If you ask your typical Baby Boomer about the assassination of John F. Kennedy, there’s a pretty good chance they can tell you exactly where they were and what they were doing when they heard the news, as it was the kind of historical occasion that is seared into the mind of anyone who was there to experience it.
As a millennial, I’ve also been witness to a few major news events that stick out in my mind—some a bit heavier than others—but I’m being entirely serious when I say there aren’t many moments I recall more vividly than watching the Fyre Festival debacle unfold in real time.
It might sound absurd, but I’m being 100% sincere when I say I can remember scrolling through my phone while day-drinking and casually watching Tremors when this now infamous tweet appeared in my feed.
I spent the rest of the day refreshing Twitter and scouring Instagram as more and more reports started to trickle out of the Bahamas about hundreds of influencers getting their Lord of the Flies on as the gathering spiraled into chaos.
I didn’t know much about Fyre Festival when things initially went down and didn’t truly get a grasp on just how much of a clusterfuck it was until I watched the competing documentaries that were released earlier this year.
Thanks in no small part to Andy King, my obsession with Fyre Festival only began to grow and I resisted the urge to purchase a piece of history when I learned the people responsible for recouping the tens of millions of dollars Billy McFarland managed to scam people out of were auctioning off merchandise to compensate his victims.

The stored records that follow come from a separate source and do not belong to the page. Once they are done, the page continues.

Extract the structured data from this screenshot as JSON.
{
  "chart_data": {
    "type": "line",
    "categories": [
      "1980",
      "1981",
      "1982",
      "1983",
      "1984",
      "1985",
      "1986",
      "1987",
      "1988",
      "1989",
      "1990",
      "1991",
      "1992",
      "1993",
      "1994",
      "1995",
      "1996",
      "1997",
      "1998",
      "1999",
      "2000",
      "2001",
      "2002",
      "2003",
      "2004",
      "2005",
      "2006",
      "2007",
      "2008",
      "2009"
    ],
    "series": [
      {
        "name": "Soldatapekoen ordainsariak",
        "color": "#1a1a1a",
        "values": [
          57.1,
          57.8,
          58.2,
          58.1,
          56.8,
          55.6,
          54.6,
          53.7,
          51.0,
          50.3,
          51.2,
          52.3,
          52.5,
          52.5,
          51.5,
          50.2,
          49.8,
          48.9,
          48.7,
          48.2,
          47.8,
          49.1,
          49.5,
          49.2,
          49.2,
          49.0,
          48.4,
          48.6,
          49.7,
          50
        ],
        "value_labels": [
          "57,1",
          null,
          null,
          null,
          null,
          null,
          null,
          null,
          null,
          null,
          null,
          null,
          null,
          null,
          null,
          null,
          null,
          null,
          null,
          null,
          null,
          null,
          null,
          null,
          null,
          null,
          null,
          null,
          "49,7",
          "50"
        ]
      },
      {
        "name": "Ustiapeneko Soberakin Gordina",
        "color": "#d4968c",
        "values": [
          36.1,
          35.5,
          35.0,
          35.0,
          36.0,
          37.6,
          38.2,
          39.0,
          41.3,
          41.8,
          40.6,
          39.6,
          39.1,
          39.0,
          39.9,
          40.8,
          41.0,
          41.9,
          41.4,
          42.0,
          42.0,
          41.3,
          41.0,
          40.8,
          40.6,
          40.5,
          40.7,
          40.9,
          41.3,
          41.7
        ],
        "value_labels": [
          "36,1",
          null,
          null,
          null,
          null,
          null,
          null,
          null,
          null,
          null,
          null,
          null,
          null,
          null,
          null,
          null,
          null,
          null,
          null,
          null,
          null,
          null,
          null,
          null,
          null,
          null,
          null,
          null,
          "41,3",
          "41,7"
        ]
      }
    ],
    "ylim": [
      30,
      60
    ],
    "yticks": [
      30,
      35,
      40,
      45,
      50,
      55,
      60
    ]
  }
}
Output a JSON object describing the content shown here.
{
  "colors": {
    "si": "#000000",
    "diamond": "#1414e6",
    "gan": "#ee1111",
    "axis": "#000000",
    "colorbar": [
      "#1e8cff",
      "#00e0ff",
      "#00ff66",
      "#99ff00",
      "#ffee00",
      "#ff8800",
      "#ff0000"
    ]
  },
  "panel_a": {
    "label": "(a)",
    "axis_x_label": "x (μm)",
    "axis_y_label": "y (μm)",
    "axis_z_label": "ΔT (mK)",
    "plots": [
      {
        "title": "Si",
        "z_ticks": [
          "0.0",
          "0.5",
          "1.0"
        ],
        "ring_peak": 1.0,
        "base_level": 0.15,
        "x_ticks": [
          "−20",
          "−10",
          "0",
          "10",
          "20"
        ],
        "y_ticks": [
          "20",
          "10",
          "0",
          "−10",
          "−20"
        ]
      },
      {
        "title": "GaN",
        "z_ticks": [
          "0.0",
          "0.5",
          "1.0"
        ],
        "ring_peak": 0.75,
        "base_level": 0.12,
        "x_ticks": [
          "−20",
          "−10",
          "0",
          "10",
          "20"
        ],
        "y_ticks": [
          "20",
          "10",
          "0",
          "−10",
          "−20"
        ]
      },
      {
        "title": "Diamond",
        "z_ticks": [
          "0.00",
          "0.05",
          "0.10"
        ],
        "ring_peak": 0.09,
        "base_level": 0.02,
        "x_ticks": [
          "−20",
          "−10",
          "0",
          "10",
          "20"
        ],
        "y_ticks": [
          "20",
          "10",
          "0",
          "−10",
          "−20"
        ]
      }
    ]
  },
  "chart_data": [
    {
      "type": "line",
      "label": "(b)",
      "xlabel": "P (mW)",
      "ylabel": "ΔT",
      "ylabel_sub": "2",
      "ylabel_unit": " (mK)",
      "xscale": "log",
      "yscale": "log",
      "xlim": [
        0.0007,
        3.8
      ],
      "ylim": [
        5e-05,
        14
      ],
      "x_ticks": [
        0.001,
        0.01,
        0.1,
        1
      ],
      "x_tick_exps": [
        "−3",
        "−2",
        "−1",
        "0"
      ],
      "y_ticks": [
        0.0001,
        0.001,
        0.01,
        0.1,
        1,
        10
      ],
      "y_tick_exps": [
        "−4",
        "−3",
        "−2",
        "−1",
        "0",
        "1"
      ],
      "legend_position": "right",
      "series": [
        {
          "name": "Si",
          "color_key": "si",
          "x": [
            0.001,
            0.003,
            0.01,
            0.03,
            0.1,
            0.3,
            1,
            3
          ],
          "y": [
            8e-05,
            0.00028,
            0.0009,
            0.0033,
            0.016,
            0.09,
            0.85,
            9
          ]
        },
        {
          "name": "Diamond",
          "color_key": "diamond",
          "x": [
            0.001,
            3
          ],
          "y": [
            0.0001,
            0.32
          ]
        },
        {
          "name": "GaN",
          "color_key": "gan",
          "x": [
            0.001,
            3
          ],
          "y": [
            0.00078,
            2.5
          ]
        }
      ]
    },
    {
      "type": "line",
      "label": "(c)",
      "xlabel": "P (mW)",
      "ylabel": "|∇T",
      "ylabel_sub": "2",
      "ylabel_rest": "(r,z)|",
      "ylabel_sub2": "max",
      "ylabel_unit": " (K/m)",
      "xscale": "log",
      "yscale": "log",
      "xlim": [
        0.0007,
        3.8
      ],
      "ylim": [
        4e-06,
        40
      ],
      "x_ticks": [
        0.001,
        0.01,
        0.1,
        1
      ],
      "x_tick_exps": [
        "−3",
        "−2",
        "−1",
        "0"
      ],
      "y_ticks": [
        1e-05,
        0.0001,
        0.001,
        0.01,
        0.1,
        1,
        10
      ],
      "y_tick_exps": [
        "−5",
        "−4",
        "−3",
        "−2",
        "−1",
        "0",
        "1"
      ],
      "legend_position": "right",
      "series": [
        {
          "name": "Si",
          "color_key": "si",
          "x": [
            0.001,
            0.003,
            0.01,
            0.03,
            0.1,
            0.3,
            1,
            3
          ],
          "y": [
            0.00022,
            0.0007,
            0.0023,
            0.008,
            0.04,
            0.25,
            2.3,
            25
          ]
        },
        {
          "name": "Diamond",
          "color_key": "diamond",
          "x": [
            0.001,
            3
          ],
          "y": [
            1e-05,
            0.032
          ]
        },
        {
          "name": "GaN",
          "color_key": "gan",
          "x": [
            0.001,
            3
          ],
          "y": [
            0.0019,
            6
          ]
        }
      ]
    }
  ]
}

However, branded shirts and wristbands have nothing on something that just hit the market.
According to Forbes, you can now own Saddleback Cay, the private island that was featured in the infamous promotional video that lured unsuspecting attendees to their doom—assuming you have $11.8 million to spare.
Despite what the video claims, Saddleback Cay wasn’t owned by Pablo Escobar but it was temporarily home to the cadre of attractive people—including Bella Hadid—who frolicked in the sand and played with pigs to lure people to their eventual doom.
The 35-acre island is home to a single residence and seven different beaches, and if your interest is piqued, you should know there’s at least already one interested buyer in the mix.